Get NaN in nn.Softmax when the input is created by -np.inf

As the title suggests, I created a tensor by a = torch.zeros((3, 4)).fill_(-np.inf). Theretically, every element of a is a super small negative value, and nn.Softmax(a) should produce near zero output. However, the output is NaN.Is there something I missed or misunderstood? Any help is appreciated!
QQ截图20211208232008

Currently, I’m training a Transformer, and the loss is NaN after the const value in the mask is set to -np.inf, but it works well with the const being -1e20

i think using torch.nn.LogSoftmax might work for you.
LogSoftmax is numerically more stable, but in your test code still return nan.

Hello,

From my understanding of Softmax, it’s quite inconsistent to have all your logits = -inf, you should have at least one logit which value is superior to -inf. Ex:

>>>
>>> a = torch.zeros(4)
>>> a[0:3] = float('-inf')
>>> a
tensor([-inf, -inf, -inf, 0.])
>>> torch.nn.functional.softmax(a)
__main__:1: UserWarning: Implicit dimension choice for softmax has been deprecated. Change the call to include dim=X as an argument.
tensor([0., 0., 0., 1.])
>>> 
>>> 
>>> a[0:4] = float('-inf')
>>> torch.nn.functional.softmax(a)
tensor([nan, nan, nan, nan])

Also, about your statement:

Theretically, every element of a is a super small negative value, and nn.Softmax(a) should produce near zero output.

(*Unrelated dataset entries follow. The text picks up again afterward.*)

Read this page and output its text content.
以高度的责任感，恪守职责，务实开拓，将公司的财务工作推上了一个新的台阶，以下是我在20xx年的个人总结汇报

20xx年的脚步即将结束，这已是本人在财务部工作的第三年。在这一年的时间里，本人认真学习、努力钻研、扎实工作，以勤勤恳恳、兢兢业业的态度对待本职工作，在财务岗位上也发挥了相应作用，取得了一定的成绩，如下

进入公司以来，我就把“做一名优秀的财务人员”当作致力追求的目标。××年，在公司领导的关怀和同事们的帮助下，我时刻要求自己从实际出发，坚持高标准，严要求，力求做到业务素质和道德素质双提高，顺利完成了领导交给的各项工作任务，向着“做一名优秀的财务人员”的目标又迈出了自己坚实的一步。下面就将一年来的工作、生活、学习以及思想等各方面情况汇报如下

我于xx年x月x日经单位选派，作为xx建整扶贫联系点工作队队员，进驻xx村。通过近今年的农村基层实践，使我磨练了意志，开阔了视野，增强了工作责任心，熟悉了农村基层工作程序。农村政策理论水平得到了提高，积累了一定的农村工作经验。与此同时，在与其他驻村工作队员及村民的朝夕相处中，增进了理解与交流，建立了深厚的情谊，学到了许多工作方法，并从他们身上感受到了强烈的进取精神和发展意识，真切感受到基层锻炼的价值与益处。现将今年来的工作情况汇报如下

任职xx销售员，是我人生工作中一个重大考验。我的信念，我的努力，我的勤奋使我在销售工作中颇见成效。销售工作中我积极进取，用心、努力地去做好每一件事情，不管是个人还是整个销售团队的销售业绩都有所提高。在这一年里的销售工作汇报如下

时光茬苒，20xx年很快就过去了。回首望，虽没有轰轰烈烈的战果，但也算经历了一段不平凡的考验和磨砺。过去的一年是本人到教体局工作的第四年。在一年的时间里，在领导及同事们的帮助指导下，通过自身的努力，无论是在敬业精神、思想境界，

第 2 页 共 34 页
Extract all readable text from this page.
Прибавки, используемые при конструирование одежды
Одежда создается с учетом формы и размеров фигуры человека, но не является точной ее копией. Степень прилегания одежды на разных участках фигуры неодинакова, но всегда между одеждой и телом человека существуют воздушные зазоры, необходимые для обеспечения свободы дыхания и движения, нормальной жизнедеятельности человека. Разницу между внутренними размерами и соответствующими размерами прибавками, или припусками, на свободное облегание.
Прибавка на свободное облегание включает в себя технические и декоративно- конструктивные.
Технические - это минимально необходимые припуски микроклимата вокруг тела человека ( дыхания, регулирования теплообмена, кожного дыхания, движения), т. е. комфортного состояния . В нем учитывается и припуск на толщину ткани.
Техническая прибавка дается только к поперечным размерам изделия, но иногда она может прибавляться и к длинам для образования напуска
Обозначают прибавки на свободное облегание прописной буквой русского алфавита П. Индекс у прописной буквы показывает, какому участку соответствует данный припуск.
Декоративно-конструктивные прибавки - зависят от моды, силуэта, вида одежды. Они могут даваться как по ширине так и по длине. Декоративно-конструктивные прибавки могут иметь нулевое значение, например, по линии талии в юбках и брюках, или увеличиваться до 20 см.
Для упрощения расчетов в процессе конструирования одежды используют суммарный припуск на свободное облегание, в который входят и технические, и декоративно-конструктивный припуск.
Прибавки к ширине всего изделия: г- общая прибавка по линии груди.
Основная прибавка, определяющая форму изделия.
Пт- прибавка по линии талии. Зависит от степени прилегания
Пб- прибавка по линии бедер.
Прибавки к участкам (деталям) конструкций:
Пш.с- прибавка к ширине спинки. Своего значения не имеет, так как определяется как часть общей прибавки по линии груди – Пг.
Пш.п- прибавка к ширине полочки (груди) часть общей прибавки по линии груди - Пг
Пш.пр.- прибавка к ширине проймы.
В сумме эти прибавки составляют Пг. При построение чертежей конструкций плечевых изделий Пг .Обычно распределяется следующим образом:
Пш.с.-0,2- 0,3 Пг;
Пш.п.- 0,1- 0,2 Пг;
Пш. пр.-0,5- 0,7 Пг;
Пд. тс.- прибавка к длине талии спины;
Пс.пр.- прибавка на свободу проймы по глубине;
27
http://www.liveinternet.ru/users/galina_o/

It is true that the probability value in the output of a softmax for a logit that tend to -inf should tend to 0. But your output probability distribution cannot all be close to 0 evrywhere, as the sum of all probabilities should sum to 1.

Thanks for your reply. Sadly it doesn’t work either. This question doesn’t bother me to write a Transformer because I set the const in the mask to -1e20 and it works pretty well. I just want to know why -np.inf fails. According to some reference codes, it seems that -np.inf once worked. I guess there’s some version change which leads to this pitfall. weird thing.